Although the experiments described in this report use taxol as a mitotic inhibitor, nutlin-3 halted cell cycle progression at the G1/S and G2/M phases and can thus attenuate the activity of S-phase- and M-phase-specific drugs. For example, treatment of normal proliferating fibroblasts or keratinocytes with nutlin-3 protects these cells against gemcitabine and Ara-C killing proliferating p53-/- cancer cells in S-phase [29].

From other side, previous findings have suggested that nutlin-3 at higher concentrations might also offer a new therapeutic option to patients with tumors that express wild-type p53 either as single agent (Vassilev, 2005; Tovar et al., 2005) or as combination therapy (Kojima et al., 2005; Stuhmer et al., 2005). Nutlins have been shown to enter multiple types of cultured cells and inhibit the p53-MDM2 interaction in the cellular context with a high degree of specificity, resulting in the p53 stabilization, p21 induction, cell cycle arrest in G1 and G2 phases, apoptosis and growth inhibition of proliferating cancer cells [19]. It is interesting that treatment of nude mice with nutlin-3 has been shown might effectively inhibit the growth of tumor xenografts without revealing of overt toxicity, thus suggesting that normal tissues may have higher tolerance to p53 activation [21].

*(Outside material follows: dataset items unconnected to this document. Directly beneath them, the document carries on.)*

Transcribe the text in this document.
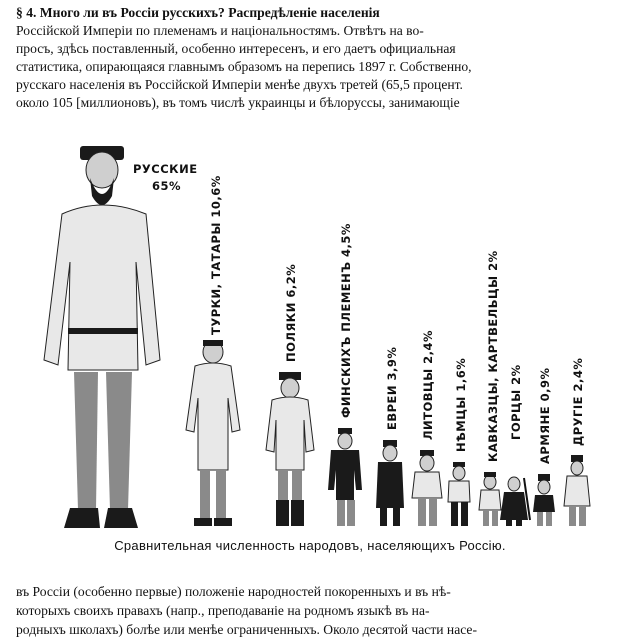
§ 4. Много ли въ Россіи русскихъ? Распредѣленіе населенія
Россійской Имперіи по племенамъ и національностямъ. Отвѣтъ на во-
просъ, здѣсь поставленный, особенно интересенъ, и его даетъ официальная
статистика, опирающаяся главнымъ образомъ на перепись 1897 г. Собственно,
русскаго населенія въ Россійской Имперіи менѣе двухъ третей (65,5 процент.
около 105 [миллионовъ), въ томъ числѣ украинцы и бѣлоруссы, занимающіе
РУССКИЕ
65% ТУРКИ, ТАТАРЫ 10,6%	ПОЛЯКИ 6,2%	ФИНСКИХЪ ПЛЕМЕНЪ 4,5%	ЕВРЕИ 3,9% ЛИТОВЦЫ 2,4% НѢМЦЫ 1,6% КАВКАЗЦЫ, КАРТВЕЛЬЦЫ 2% ГОРЦЫ 2% АРМЯНЕ 0,9% ДРУГІЕ 2,4%
Сравнительная численность народовъ, населяющихъ Россію.
въ Россіи (особенно первые) положеніе народностей покоренныхъ и въ нѣ-
которыхъ своихъ правахъ (напр., преподаваніе на родномъ языкѣ въ на-
родныхъ школахъ) болѣе или менѣе ограниченныхъ. Около десятой части насе-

Our findings open possibility to establish a genetically determined strategy in the lung cancer treatment. Depending of genetic status of tumor nutlin-3 might be administrated as an agent for activation of the p53 pathway resulting in p53 stabilization, p21 induction, cell cycle arrest in G1 and G2 phases, apoptosis and growth inhibition of cancer cells or in combination with taxol as a compound protecting surrounding normal tissue. However, an inter-organ metabolism of nutlin-3 might be critical to its absorption, distribution and modification of the resulting therapeutic effects in vivo.

Therefore, additional in vivo experiments in which the therapeutic role of nutlin-3 is assessed on multiple normal tissues in human tumor xenografts with different p53 status may help to better understand the clinical potential of this approach.


The therapeutic strategy protecting normal cells from taxol, while selectively increasing apoptosis in p53-deficient cells is proposed. Nutlin-3 application opens possibility to establish a genetically determined strategy in the lung cancer treatment. However, metabolism of used compounds in different tissues should be taken into account for evaluation of therapeutic effects of this approach.